Snodgrass v. Butler

54 Miss. 45 | Miss. | 1876

Simrall, C. J.,

delivered the opinion of the court.

The predicate of a bill of interpleader is that the complainant is the mere holder of a stake, which he desires to be contested for by other parties, he being wholly indifferent between them. He must occupy the position of a naked trustee of property, which he is willing to deliver to the rightful owner; but since there are two or more claimants, and he is not willing to decide which has the better right, he proposes to devolve that responsibility on the court. Disclaiming any interest in that question, and in evidence of his sincerity, he must bring the money into court, and subject it to its control, and must fortify his bill with an affidavit that he is not in collusion with either contestant. Hyman v. Cameron, 46 Miss. 725, 729; 2 Story Eq. Jur. §§ 807, 808; Story Eq. Pl. § 297. The complainant must disclose a right to bring such bill; that is, he must show that he is a mere implied trustee. An agent who has collected money for his principal is not so far an implied trustee as that he can interplead his principal and a third person, who is an adversary claimant. Nor will such bills lie ordinarily, except in cases of privity of some sort between the parties, as of estate, title, or contract. It would follow, that if the several claimants assert rights under adverse titles, which are of different natures, such rights cannot properly be litigated in this suit. The rule finds an apt illustration in the case of a tenant, who can only in-terplead those persons who claim rent in privity of contract or tenure, as where the conflict is between the original lessor and one claiming the rent as assignee. But if a stranger claims under title paramount, there is an absence of privity, and the suit cannot be maintained. Story Eq. PI. § 294; 2 Story Eq. Jur. §§ 811, 821.

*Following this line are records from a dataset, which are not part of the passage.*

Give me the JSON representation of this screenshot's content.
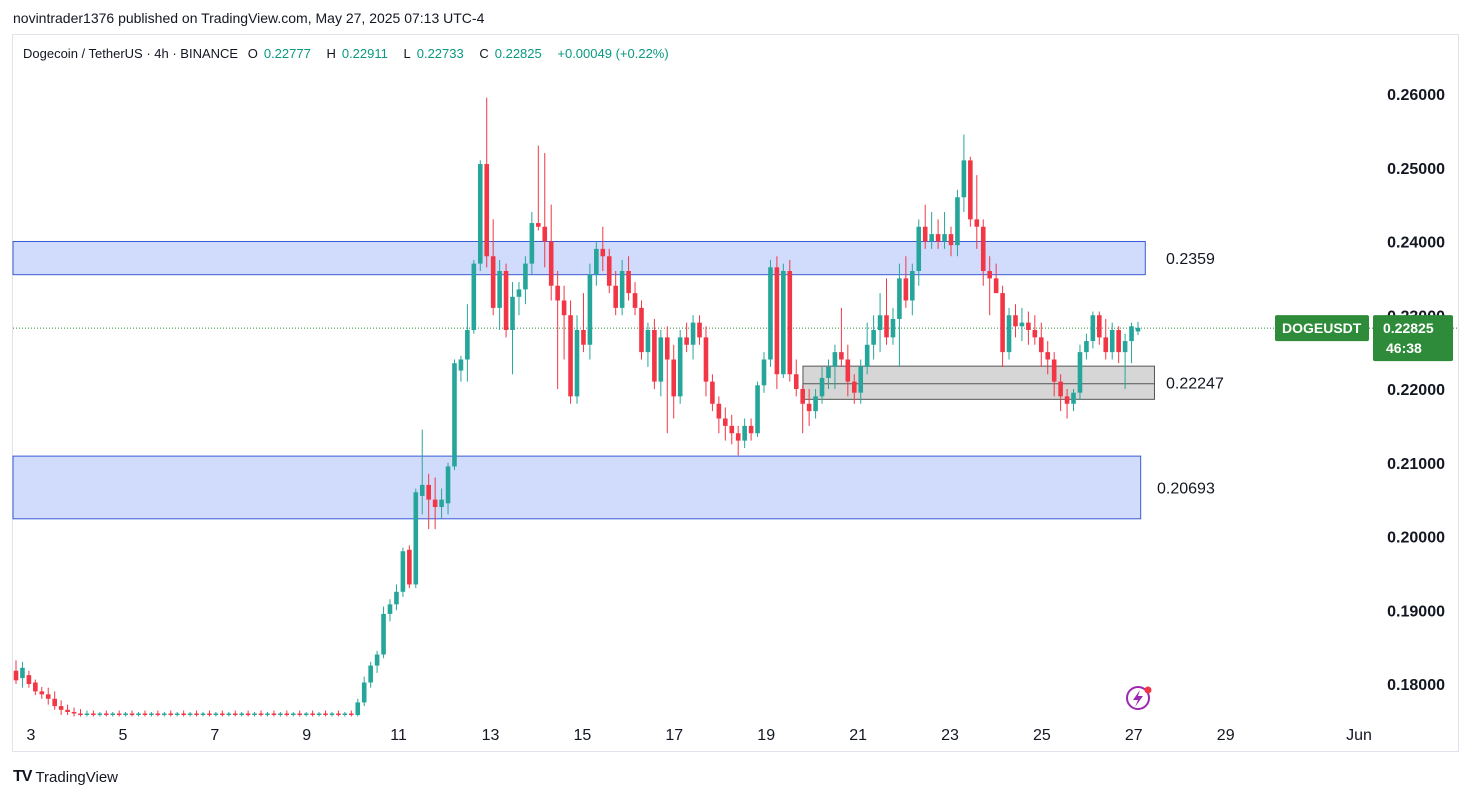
{
  "header": {
    "publisher": "novintrader1376",
    "published_on": "published on TradingView.com, May 27, 2025 07:13 UTC-4"
  },
  "legend": {
    "symbol": "Dogecoin / TetherUS · 4h · BINANCE",
    "o_label": "O",
    "o_value": "0.22777",
    "h_label": "H",
    "h_value": "0.22911",
    "l_label": "L",
    "l_value": "0.22733",
    "c_label": "C",
    "c_value": "0.22825",
    "change": "+0.00049 (+0.22%)"
  },
  "price_tag": {
    "ticker": "DOGEUSDT",
    "price": "0.22825",
    "countdown": "46:38"
  },
  "footer": {
    "brand_mark": "TV",
    "brand": "TradingView"
  },
  "colors": {
    "up": "#089981",
    "down": "#f23645",
    "up_candle": "#26a69a",
    "zone_blue": "#d1dcfc",
    "zone_blue_border": "#3b5bd6",
    "zone_grey": "#d6d6d6",
    "tag": "#2e8b3a"
  },
  "chart_data": {
    "type": "candlestick",
    "title": "Dogecoin / TetherUS · 4h · BINANCE",
    "xlabel": "",
    "ylabel": "",
    "x_ticks": [
      "3",
      "5",
      "7",
      "9",
      "11",
      "13",
      "15",
      "17",
      "19",
      "21",
      "23",
      "25",
      "27",
      "29",
      "Jun"
    ],
    "y_ticks": [
      "0.26000",
      "0.25000",
      "0.24000",
      "0.23000",
      "0.22000",
      "0.21000",
      "0.20000",
      "0.19000",
      "0.18000"
    ],
    "ylim": [
      0.1755,
      0.2655
    ],
    "zones": [
      {
        "name": "resistance",
        "low": 0.2355,
        "high": 0.24,
        "label": "0.2359",
        "x_start_day": 2.0,
        "x_end_day": 27.25
      },
      {
        "name": "support-mid",
        "low": 0.2186,
        "high": 0.2231,
        "label": "0.22247",
        "x_start_day": 19.8,
        "x_end_day": 27.45
      },
      {
        "name": "support-low",
        "low": 0.2024,
        "high": 0.2109,
        "label": "0.20693",
        "x_start_day": 2.0,
        "x_end_day": 27.15
      }
    ],
    "last_price": 0.22825,
    "candles": [
      {
        "o": 0.1818,
        "h": 0.1832,
        "l": 0.18,
        "c": 0.1805
      },
      {
        "o": 0.1808,
        "h": 0.183,
        "l": 0.1795,
        "c": 0.1822
      },
      {
        "o": 0.1812,
        "h": 0.1818,
        "l": 0.1795,
        "c": 0.18
      },
      {
        "o": 0.1802,
        "h": 0.1806,
        "l": 0.1785,
        "c": 0.179
      },
      {
        "o": 0.179,
        "h": 0.1796,
        "l": 0.178,
        "c": 0.1786
      },
      {
        "o": 0.1786,
        "h": 0.1795,
        "l": 0.1772,
        "c": 0.178
      },
      {
        "o": 0.178,
        "h": 0.179,
        "l": 0.1765,
        "c": 0.177
      },
      {
        "o": 0.177,
        "h": 0.1778,
        "l": 0.1758,
        "c": 0.1765
      },
      {
        "o": 0.1765,
        "h": 0.1772,
        "l": 0.1758,
        "c": 0.1762
      },
      {
        "o": 0.1762,
        "h": 0.1768,
        "l": 0.1756,
        "c": 0.176
      },
      {
        "o": 0.176,
        "h": 0.1766,
        "l": 0.1756,
        "c": 0.1758
      },
      {
        "o": 0.1758,
        "h": 0.1764,
        "l": 0.1756,
        "c": 0.176
      },
      {
        "o": 0.176,
        "h": 0.1764,
        "l": 0.1756,
        "c": 0.1758
      },
      {
        "o": 0.1758,
        "h": 0.1762,
        "l": 0.1756,
        "c": 0.176
      },
      {
        "o": 0.176,
        "h": 0.1764,
        "l": 0.1756,
        "c": 0.1758
      },
      {
        "o": 0.1758,
        "h": 0.1762,
        "l": 0.1756,
        "c": 0.176
      },
      {
        "o": 0.176,
        "h": 0.1764,
        "l": 0.1756,
        "c": 0.1758
      },
      {
        "o": 0.1758,
        "h": 0.1762,
        "l": 0.1756,
        "c": 0.176
      },
      {
        "o": 0.176,
        "h": 0.1764,
        "l": 0.1756,
        "c": 0.1758
      },
      {
        "o": 0.1758,
        "h": 0.1762,
        "l": 0.1756,
        "c": 0.176
      },
      {
        "o": 0.176,
        "h": 0.1764,
        "l": 0.1756,
        "c": 0.1758
      },
      {
        "o": 0.1758,
        "h": 0.1762,
        "l": 0.1756,
        "c": 0.176
      },
      {
        "o": 0.176,
        "h": 0.1764,
        "l": 0.1756,
        "c": 0.1758
      },
      {
        "o": 0.1758,
        "h": 0.1762,
        "l": 0.1756,
        "c": 0.176
      },
      {
        "o": 0.176,
        "h": 0.1764,
        "l": 0.1756,
        "c": 0.1758
      },
      {
        "o": 0.1758,
        "h": 0.1762,
        "l": 0.1756,
        "c": 0.176
      },
      {
        "o": 0.176,
        "h": 0.1764,
        "l": 0.1756,
        "c": 0.1758
      },
      {
        "o": 0.1758,
        "h": 0.1762,
        "l": 0.1756,
        "c": 0.176
      },
      {
        "o": 0.176,
        "h": 0.1764,
        "l": 0.1756,
        "c": 0.1758
      },
      {
        "o": 0.1758,
        "h": 0.1762,
        "l": 0.1756,
        "c": 0.176
      },
      {
        "o": 0.176,
        "h": 0.1764,
        "l": 0.1756,
        "c": 0.1758
      },
      {
        "o": 0.1758,
        "h": 0.1762,
        "l": 0.1756,
        "c": 0.176
      },
      {
        "o": 0.176,
        "h": 0.1764,
        "l": 0.1756,
        "c": 0.1758
      },
      {
        "o": 0.1758,
        "h": 0.1762,
        "l": 0.1756,
        "c": 0.176
      },
      {
        "o": 0.176,
        "h": 0.1764,
        "l": 0.1756,
        "c": 0.1758
      },
      {
        "o": 0.1758,
        "h": 0.1762,
        "l": 0.1756,
        "c": 0.176
      },
      {
        "o": 0.176,
        "h": 0.1764,
        "l": 0.1756,
        "c": 0.1758
      },
      {
        "o": 0.1758,
        "h": 0.1762,
        "l": 0.1756,
        "c": 0.176
      },
      {
        "o": 0.176,
        "h": 0.1764,
        "l": 0.1756,
        "c": 0.1758
      },
      {
        "o": 0.1758,
        "h": 0.1762,
        "l": 0.1756,
        "c": 0.176
      },
      {
        "o": 0.176,
        "h": 0.1764,
        "l": 0.1756,
        "c": 0.1758
      },
      {
        "o": 0.1758,
        "h": 0.1762,
        "l": 0.1756,
        "c": 0.176
      },
      {
        "o": 0.176,
        "h": 0.1764,
        "l": 0.1756,
        "c": 0.1758
      },
      {
        "o": 0.1758,
        "h": 0.1762,
        "l": 0.1756,
        "c": 0.176
      },
      {
        "o": 0.176,
        "h": 0.1764,
        "l": 0.1756,
        "c": 0.1758
      },
      {
        "o": 0.1758,
        "h": 0.1762,
        "l": 0.1756,
        "c": 0.176
      },
      {
        "o": 0.176,
        "h": 0.1764,
        "l": 0.1756,
        "c": 0.1758
      },
      {
        "o": 0.1758,
        "h": 0.1762,
        "l": 0.1756,
        "c": 0.176
      },
      {
        "o": 0.176,
        "h": 0.1764,
        "l": 0.1756,
        "c": 0.1758
      },
      {
        "o": 0.1758,
        "h": 0.1762,
        "l": 0.1756,
        "c": 0.176
      },
      {
        "o": 0.176,
        "h": 0.1764,
        "l": 0.1756,
        "c": 0.1758
      },
      {
        "o": 0.1758,
        "h": 0.1762,
        "l": 0.1756,
        "c": 0.176
      },
      {
        "o": 0.176,
        "h": 0.1764,
        "l": 0.1756,
        "c": 0.1758
      },
      {
        "o": 0.1758,
        "h": 0.178,
        "l": 0.1756,
        "c": 0.1775
      },
      {
        "o": 0.1775,
        "h": 0.181,
        "l": 0.177,
        "c": 0.1802
      },
      {
        "o": 0.1802,
        "h": 0.183,
        "l": 0.1795,
        "c": 0.1825
      },
      {
        "o": 0.1825,
        "h": 0.1845,
        "l": 0.1815,
        "c": 0.184
      },
      {
        "o": 0.184,
        "h": 0.1905,
        "l": 0.1835,
        "c": 0.1895
      },
      {
        "o": 0.1895,
        "h": 0.1915,
        "l": 0.1885,
        "c": 0.1908
      },
      {
        "o": 0.1908,
        "h": 0.1935,
        "l": 0.19,
        "c": 0.1925
      },
      {
        "o": 0.1925,
        "h": 0.1985,
        "l": 0.1918,
        "c": 0.198
      },
      {
        "o": 0.1982,
        "h": 0.1988,
        "l": 0.193,
        "c": 0.1935
      },
      {
        "o": 0.1935,
        "h": 0.2065,
        "l": 0.193,
        "c": 0.206
      },
      {
        "o": 0.2055,
        "h": 0.2145,
        "l": 0.203,
        "c": 0.207
      },
      {
        "o": 0.207,
        "h": 0.2085,
        "l": 0.201,
        "c": 0.205
      },
      {
        "o": 0.205,
        "h": 0.208,
        "l": 0.201,
        "c": 0.204
      },
      {
        "o": 0.204,
        "h": 0.2065,
        "l": 0.2025,
        "c": 0.205
      },
      {
        "o": 0.2045,
        "h": 0.21,
        "l": 0.203,
        "c": 0.2095
      },
      {
        "o": 0.2095,
        "h": 0.224,
        "l": 0.209,
        "c": 0.2235
      },
      {
        "o": 0.2225,
        "h": 0.2245,
        "l": 0.221,
        "c": 0.224
      },
      {
        "o": 0.224,
        "h": 0.2315,
        "l": 0.221,
        "c": 0.228
      },
      {
        "o": 0.228,
        "h": 0.2375,
        "l": 0.2275,
        "c": 0.237
      },
      {
        "o": 0.237,
        "h": 0.251,
        "l": 0.236,
        "c": 0.2505
      },
      {
        "o": 0.2505,
        "h": 0.2595,
        "l": 0.2365,
        "c": 0.238
      },
      {
        "o": 0.238,
        "h": 0.243,
        "l": 0.23,
        "c": 0.231
      },
      {
        "o": 0.231,
        "h": 0.2375,
        "l": 0.228,
        "c": 0.236
      },
      {
        "o": 0.236,
        "h": 0.237,
        "l": 0.227,
        "c": 0.228
      },
      {
        "o": 0.228,
        "h": 0.2345,
        "l": 0.222,
        "c": 0.2325
      },
      {
        "o": 0.2325,
        "h": 0.2345,
        "l": 0.23,
        "c": 0.2335
      },
      {
        "o": 0.2335,
        "h": 0.238,
        "l": 0.2315,
        "c": 0.237
      },
      {
        "o": 0.237,
        "h": 0.244,
        "l": 0.2355,
        "c": 0.2425
      },
      {
        "o": 0.2425,
        "h": 0.253,
        "l": 0.2415,
        "c": 0.242
      },
      {
        "o": 0.242,
        "h": 0.252,
        "l": 0.2365,
        "c": 0.24
      },
      {
        "o": 0.24,
        "h": 0.245,
        "l": 0.232,
        "c": 0.234
      },
      {
        "o": 0.234,
        "h": 0.236,
        "l": 0.22,
        "c": 0.232
      },
      {
        "o": 0.232,
        "h": 0.234,
        "l": 0.224,
        "c": 0.23
      },
      {
        "o": 0.23,
        "h": 0.232,
        "l": 0.218,
        "c": 0.219
      },
      {
        "o": 0.219,
        "h": 0.23,
        "l": 0.218,
        "c": 0.228
      },
      {
        "o": 0.228,
        "h": 0.233,
        "l": 0.225,
        "c": 0.226
      },
      {
        "o": 0.226,
        "h": 0.237,
        "l": 0.224,
        "c": 0.2355
      },
      {
        "o": 0.2355,
        "h": 0.24,
        "l": 0.234,
        "c": 0.239
      },
      {
        "o": 0.239,
        "h": 0.242,
        "l": 0.236,
        "c": 0.238
      },
      {
        "o": 0.238,
        "h": 0.239,
        "l": 0.233,
        "c": 0.234
      },
      {
        "o": 0.234,
        "h": 0.236,
        "l": 0.23,
        "c": 0.231
      },
      {
        "o": 0.231,
        "h": 0.2375,
        "l": 0.23,
        "c": 0.236
      },
      {
        "o": 0.236,
        "h": 0.238,
        "l": 0.232,
        "c": 0.233
      },
      {
        "o": 0.233,
        "h": 0.2345,
        "l": 0.23,
        "c": 0.231
      },
      {
        "o": 0.231,
        "h": 0.232,
        "l": 0.224,
        "c": 0.225
      },
      {
        "o": 0.225,
        "h": 0.229,
        "l": 0.223,
        "c": 0.228
      },
      {
        "o": 0.228,
        "h": 0.2295,
        "l": 0.22,
        "c": 0.221
      },
      {
        "o": 0.221,
        "h": 0.228,
        "l": 0.219,
        "c": 0.227
      },
      {
        "o": 0.227,
        "h": 0.2285,
        "l": 0.214,
        "c": 0.224
      },
      {
        "o": 0.224,
        "h": 0.226,
        "l": 0.216,
        "c": 0.219
      },
      {
        "o": 0.219,
        "h": 0.228,
        "l": 0.218,
        "c": 0.227
      },
      {
        "o": 0.227,
        "h": 0.229,
        "l": 0.225,
        "c": 0.226
      },
      {
        "o": 0.226,
        "h": 0.23,
        "l": 0.224,
        "c": 0.229
      },
      {
        "o": 0.229,
        "h": 0.23,
        "l": 0.226,
        "c": 0.227
      },
      {
        "o": 0.227,
        "h": 0.2285,
        "l": 0.219,
        "c": 0.221
      },
      {
        "o": 0.221,
        "h": 0.222,
        "l": 0.217,
        "c": 0.218
      },
      {
        "o": 0.218,
        "h": 0.219,
        "l": 0.214,
        "c": 0.216
      },
      {
        "o": 0.216,
        "h": 0.2175,
        "l": 0.213,
        "c": 0.215
      },
      {
        "o": 0.215,
        "h": 0.2165,
        "l": 0.2125,
        "c": 0.214
      },
      {
        "o": 0.214,
        "h": 0.215,
        "l": 0.211,
        "c": 0.213
      },
      {
        "o": 0.213,
        "h": 0.216,
        "l": 0.212,
        "c": 0.215
      },
      {
        "o": 0.215,
        "h": 0.216,
        "l": 0.213,
        "c": 0.214
      },
      {
        "o": 0.214,
        "h": 0.221,
        "l": 0.2135,
        "c": 0.2205
      },
      {
        "o": 0.2205,
        "h": 0.225,
        "l": 0.2195,
        "c": 0.224
      },
      {
        "o": 0.224,
        "h": 0.2375,
        "l": 0.223,
        "c": 0.2365
      },
      {
        "o": 0.2365,
        "h": 0.238,
        "l": 0.22,
        "c": 0.222
      },
      {
        "o": 0.222,
        "h": 0.237,
        "l": 0.2215,
        "c": 0.236
      },
      {
        "o": 0.236,
        "h": 0.2375,
        "l": 0.221,
        "c": 0.222
      },
      {
        "o": 0.222,
        "h": 0.224,
        "l": 0.219,
        "c": 0.22
      },
      {
        "o": 0.22,
        "h": 0.2205,
        "l": 0.214,
        "c": 0.218
      },
      {
        "o": 0.218,
        "h": 0.22,
        "l": 0.215,
        "c": 0.217
      },
      {
        "o": 0.217,
        "h": 0.22,
        "l": 0.216,
        "c": 0.219
      },
      {
        "o": 0.219,
        "h": 0.223,
        "l": 0.218,
        "c": 0.2215
      },
      {
        "o": 0.2215,
        "h": 0.224,
        "l": 0.22,
        "c": 0.223
      },
      {
        "o": 0.223,
        "h": 0.226,
        "l": 0.22,
        "c": 0.225
      },
      {
        "o": 0.225,
        "h": 0.231,
        "l": 0.223,
        "c": 0.224
      },
      {
        "o": 0.224,
        "h": 0.226,
        "l": 0.219,
        "c": 0.221
      },
      {
        "o": 0.221,
        "h": 0.222,
        "l": 0.218,
        "c": 0.2195
      },
      {
        "o": 0.2195,
        "h": 0.224,
        "l": 0.218,
        "c": 0.223
      },
      {
        "o": 0.223,
        "h": 0.229,
        "l": 0.222,
        "c": 0.226
      },
      {
        "o": 0.226,
        "h": 0.23,
        "l": 0.224,
        "c": 0.228
      },
      {
        "o": 0.228,
        "h": 0.233,
        "l": 0.225,
        "c": 0.23
      },
      {
        "o": 0.23,
        "h": 0.235,
        "l": 0.226,
        "c": 0.227
      },
      {
        "o": 0.227,
        "h": 0.231,
        "l": 0.226,
        "c": 0.2295
      },
      {
        "o": 0.2295,
        "h": 0.237,
        "l": 0.223,
        "c": 0.235
      },
      {
        "o": 0.235,
        "h": 0.238,
        "l": 0.231,
        "c": 0.232
      },
      {
        "o": 0.232,
        "h": 0.237,
        "l": 0.23,
        "c": 0.236
      },
      {
        "o": 0.236,
        "h": 0.243,
        "l": 0.234,
        "c": 0.242
      },
      {
        "o": 0.242,
        "h": 0.245,
        "l": 0.239,
        "c": 0.24
      },
      {
        "o": 0.24,
        "h": 0.244,
        "l": 0.239,
        "c": 0.241
      },
      {
        "o": 0.241,
        "h": 0.243,
        "l": 0.239,
        "c": 0.24
      },
      {
        "o": 0.24,
        "h": 0.244,
        "l": 0.239,
        "c": 0.241
      },
      {
        "o": 0.241,
        "h": 0.242,
        "l": 0.238,
        "c": 0.2395
      },
      {
        "o": 0.2395,
        "h": 0.247,
        "l": 0.238,
        "c": 0.246
      },
      {
        "o": 0.246,
        "h": 0.2545,
        "l": 0.244,
        "c": 0.251
      },
      {
        "o": 0.251,
        "h": 0.2515,
        "l": 0.242,
        "c": 0.243
      },
      {
        "o": 0.243,
        "h": 0.249,
        "l": 0.239,
        "c": 0.242
      },
      {
        "o": 0.242,
        "h": 0.243,
        "l": 0.234,
        "c": 0.236
      },
      {
        "o": 0.236,
        "h": 0.238,
        "l": 0.23,
        "c": 0.235
      },
      {
        "o": 0.235,
        "h": 0.237,
        "l": 0.233,
        "c": 0.233
      },
      {
        "o": 0.233,
        "h": 0.234,
        "l": 0.223,
        "c": 0.225
      },
      {
        "o": 0.225,
        "h": 0.231,
        "l": 0.224,
        "c": 0.23
      },
      {
        "o": 0.23,
        "h": 0.2315,
        "l": 0.227,
        "c": 0.2285
      },
      {
        "o": 0.2285,
        "h": 0.231,
        "l": 0.2265,
        "c": 0.229
      },
      {
        "o": 0.229,
        "h": 0.2305,
        "l": 0.226,
        "c": 0.228
      },
      {
        "o": 0.228,
        "h": 0.23,
        "l": 0.226,
        "c": 0.227
      },
      {
        "o": 0.227,
        "h": 0.229,
        "l": 0.223,
        "c": 0.225
      },
      {
        "o": 0.225,
        "h": 0.2265,
        "l": 0.222,
        "c": 0.224
      },
      {
        "o": 0.224,
        "h": 0.225,
        "l": 0.219,
        "c": 0.221
      },
      {
        "o": 0.221,
        "h": 0.222,
        "l": 0.217,
        "c": 0.219
      },
      {
        "o": 0.219,
        "h": 0.22,
        "l": 0.216,
        "c": 0.218
      },
      {
        "o": 0.218,
        "h": 0.22,
        "l": 0.217,
        "c": 0.2195
      },
      {
        "o": 0.2195,
        "h": 0.226,
        "l": 0.2185,
        "c": 0.225
      },
      {
        "o": 0.225,
        "h": 0.2275,
        "l": 0.224,
        "c": 0.2265
      },
      {
        "o": 0.2265,
        "h": 0.2305,
        "l": 0.2255,
        "c": 0.23
      },
      {
        "o": 0.23,
        "h": 0.2305,
        "l": 0.226,
        "c": 0.227
      },
      {
        "o": 0.227,
        "h": 0.2295,
        "l": 0.224,
        "c": 0.225
      },
      {
        "o": 0.225,
        "h": 0.229,
        "l": 0.224,
        "c": 0.228
      },
      {
        "o": 0.228,
        "h": 0.2285,
        "l": 0.2235,
        "c": 0.225
      },
      {
        "o": 0.225,
        "h": 0.2275,
        "l": 0.22,
        "c": 0.2265
      },
      {
        "o": 0.2265,
        "h": 0.229,
        "l": 0.2235,
        "c": 0.2285
      },
      {
        "o": 0.2278,
        "h": 0.2291,
        "l": 0.2273,
        "c": 0.2283
      }
    ]
  }
}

The bill seems to be inconsistent. It avers, first, that one Nabors is owner in fee of the land, under a conveyance in 1857, and then alleges that, on investigation since the complainant went into possession, he has ascertained that Davis claims to be the real owner. It is not disclosed what has *50become of the title which vested in Nabors in 1857, nor does the complainant explain the character of Davis’s title so as to discover how he is the true owner. It was incumbent on the complainant to set forth the claims of the proposed contestants, in order that the court may see that they sustain such relations to the fund as call for an interpleader. Story Eq. PI. § 293. It is not shown that there is privity of title, estate, or contract between Butler and Davis; indeed, the pleader most probably meant to affirm that Davis claimed by adverse paramount title as against Butler. Further, the complainant did not pay the money into court, nor did he accompany his bill with the affidavit that he was not in collusion with either claimant. The demurrer was properly sustained. Decree affirmed.